Глава восьмая Грабеж

   Плывя обратно, вверх по течению, Коська и Уклейка с любопытством поглядывали налево – на острые, украшенные медными птицами, готические шпили старого города.
   – Это петухи, – сказала Уклейка. – Харитошка туда ночью ходил – говорит, на улицах еще сухо, а в подвалах вода уже плещется.
   Харитошка был молодой водяной, давний приятель, зо которого, Уклейка, возможно, с горя пошла бы замуж, кабы не случился Родриго.
   – А почему петухи?
   – А у людей спроси. Их ведь не поймешь.
   – Как же они в таких башнях-то жили, с петухами? Туда пока залезешь – проголодаешься.
   Как всякий водяной, он не любил лестниц. И свое сегодняшнее восхожление в гости к Дементию уже считал подвигом.
   – А может, и не жили вовсе? Может, это у них для красоты? – мечтательно произнесла Уклейка.

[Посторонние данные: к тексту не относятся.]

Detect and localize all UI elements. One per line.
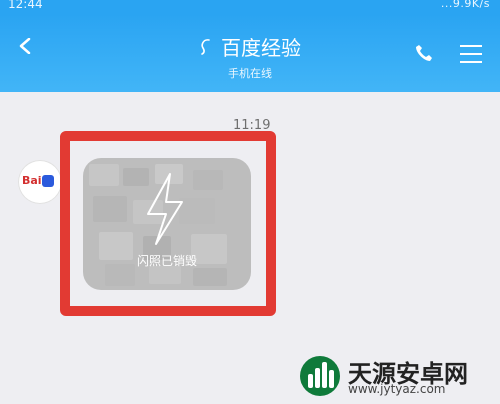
chat-area: 11:19 Bai 闪照已销毁 天源安卓网 www.jytyaz.com: [0, 92, 500, 404]
flash-photo-message[interactable]: 闪照已销毁: [83, 158, 251, 290]
online-status: 手机在线: [228, 67, 272, 80]
baidu-paw-icon: [42, 175, 54, 187]
status-network-speed: ...9.9K/s: [440, 0, 490, 10]
sender-avatar[interactable]: Bai: [18, 160, 62, 204]
watermark-url: www.jytyaz.com: [348, 382, 446, 396]
watermark-logo: [300, 356, 340, 396]
ear-icon: [201, 38, 210, 55]
chat-header: 百度经验 手机在线: [0, 14, 500, 92]
avatar-brand-text: Bai: [22, 174, 42, 187]
site-watermark: 天源安卓网 www.jytyaz.com: [300, 352, 496, 400]
flash-destroyed-label: 闪照已销毁: [136, 254, 197, 268]
lightning-icon: [147, 173, 183, 245]
status-bar: 12:44 ...9.9K/s: [0, 0, 500, 14]
menu-icon[interactable]: [460, 45, 482, 63]
page-title: 百度经验: [221, 36, 301, 60]
phone-icon[interactable]: [414, 43, 434, 63]
status-time: 12:44: [8, 0, 43, 11]
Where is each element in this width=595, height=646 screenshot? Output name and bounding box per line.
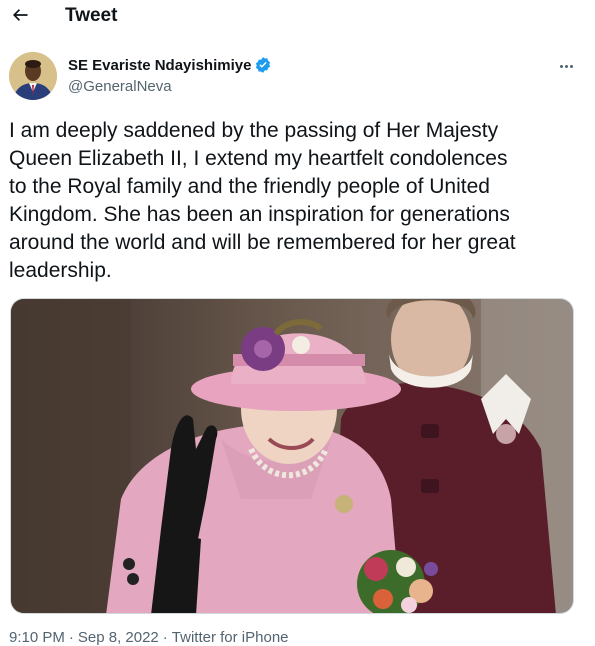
dot xyxy=(564,64,568,68)
page-title: Tweet xyxy=(65,5,118,26)
dot xyxy=(559,64,563,68)
display-name[interactable]: SE Evariste Ndayishimiye xyxy=(68,57,251,74)
verified-badge-icon xyxy=(256,57,271,73)
tweet-header: Tweet xyxy=(0,0,595,32)
photo-image xyxy=(11,299,573,613)
tweet-text: I am deeply saddened by the passing of H… xyxy=(9,119,516,282)
avatar[interactable] xyxy=(9,52,57,100)
name-row: SE Evariste Ndayishimiye xyxy=(68,56,272,74)
tweet-media-photo[interactable] xyxy=(10,298,574,614)
arrow-left-icon xyxy=(13,9,28,21)
dot xyxy=(569,64,573,68)
back-button[interactable] xyxy=(8,3,32,27)
tweet-author: SE Evariste Ndayishimiye @GeneralNeva xyxy=(9,52,573,102)
user-handle[interactable]: @GeneralNeva xyxy=(68,78,172,95)
more-options-button[interactable] xyxy=(554,56,578,76)
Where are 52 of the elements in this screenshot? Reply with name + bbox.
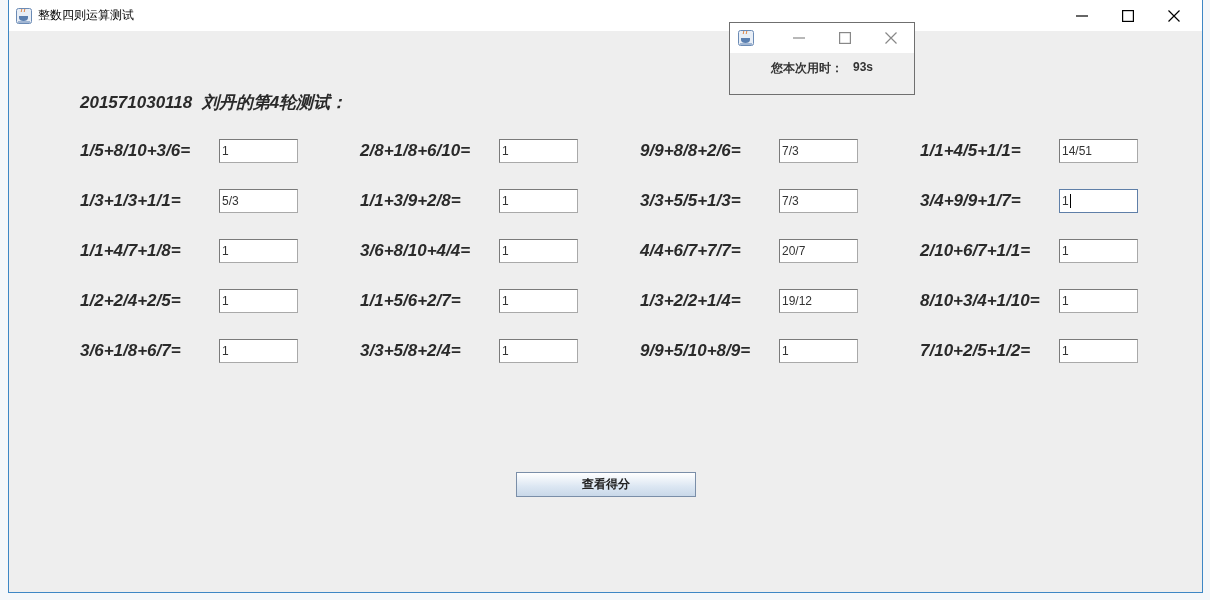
answer-field[interactable]: 19/12 — [779, 289, 858, 313]
math-expression: 3/3+5/5+1/3= — [640, 191, 742, 211]
math-expression: 9/9+8/8+2/6= — [640, 141, 742, 161]
answer-field[interactable]: 1 — [1059, 239, 1138, 263]
answer-field[interactable]: 1 — [499, 239, 578, 263]
math-expression: 3/6+1/8+6/7= — [80, 341, 182, 361]
math-expression: 2/8+1/8+6/10= — [360, 141, 472, 161]
math-expression: 7/10+2/5+1/2= — [920, 341, 1032, 361]
answer-field[interactable]: 7/3 — [779, 139, 858, 163]
window-title: 整数四则运算测试 — [38, 7, 135, 24]
answer-field[interactable]: 14/51 — [1059, 139, 1138, 163]
answer-field[interactable]: 1 — [1059, 339, 1138, 363]
math-expression: 1/1+5/6+2/7= — [360, 291, 462, 311]
answer-field[interactable]: 1 — [499, 289, 578, 313]
answer-field[interactable]: 1 — [219, 339, 298, 363]
math-expression: 1/3+2/2+1/4= — [640, 291, 742, 311]
answer-field[interactable]: 5/3 — [219, 189, 298, 213]
math-expression: 4/4+6/7+7/7= — [640, 241, 742, 261]
app-icon — [16, 7, 32, 24]
elapsed-time-label: 您本次用时： — [771, 60, 843, 77]
answer-field[interactable]: 1 — [1059, 289, 1138, 313]
math-expression: 3/3+5/8+2/4= — [360, 341, 462, 361]
math-expression: 1/1+3/9+2/8= — [360, 191, 462, 211]
close-icon — [885, 32, 897, 44]
answer-field[interactable]: 1 — [219, 139, 298, 163]
answer-field[interactable]: 7/3 — [779, 189, 858, 213]
math-expression: 1/1+4/7+1/8= — [80, 241, 182, 261]
math-expression: 1/5+8/10+3/6= — [80, 141, 192, 161]
maximize-icon — [839, 32, 851, 44]
answer-field[interactable]: 1 — [499, 139, 578, 163]
text-cursor — [1069, 194, 1071, 208]
answer-field[interactable]: 1 — [1059, 189, 1138, 213]
math-expression: 3/4+9/9+1/7= — [920, 191, 1022, 211]
math-expression: 1/1+4/5+1/1= — [920, 141, 1022, 161]
maximize-icon — [1122, 9, 1134, 22]
answer-field[interactable]: 1 — [219, 289, 298, 313]
elapsed-time-value: 93s — [853, 60, 873, 76]
answer-field[interactable]: 1 — [499, 339, 578, 363]
answer-field[interactable]: 1 — [779, 339, 858, 363]
close-icon — [1168, 9, 1180, 22]
math-expression: 2/10+6/7+1/1= — [920, 241, 1032, 261]
answer-field[interactable]: 1 — [499, 189, 578, 213]
math-expression: 9/9+5/10+8/9= — [640, 341, 752, 361]
math-expression: 1/2+2/4+2/5= — [80, 291, 182, 311]
test-heading: 201571030118 刘丹的第4轮测试： — [80, 92, 349, 114]
math-expression: 1/3+1/3+1/1= — [80, 191, 182, 211]
app-icon — [738, 30, 754, 46]
answer-field[interactable]: 1 — [219, 239, 298, 263]
math-expression: 3/6+8/10+4/4= — [360, 241, 472, 261]
answer-field[interactable]: 20/7 — [779, 239, 858, 263]
math-expression: 8/10+3/4+1/10= — [920, 291, 1041, 311]
view-score-button[interactable]: 查看得分 — [515, 472, 696, 497]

   – Дом – для красоты? Ну, ты сегодня соленой водицы перебрала! Поплыли, а то еще до чего-нибудь додумаешься! – прикрикнул Коська.
   Когда добрались до места, старших не нашли – у них вышло временное замирение с Панкратом, потому что объявились еще новоселы, молодые и горластые, грозились прогнать и Антипа, и Афоню, и всех, кто по соседству. Перекусили скромненько – консервами и перловицами, что насобирала с утра Уклейка. Потом пришел страшно недовольный Антип, ничего слушать не пожелал и завалился спать на мелководье. Коська сел чертить веточкой по мокрому песку Пресноводье в разрезе, долго прикидывал, на какой оно глубине и сколь велики должны быть на чертеже фигурки водяных, тут и Афоня заявился – со стороны протоки меж островами.
   Коська рассказал Афоне про Перфилову затею с ванной.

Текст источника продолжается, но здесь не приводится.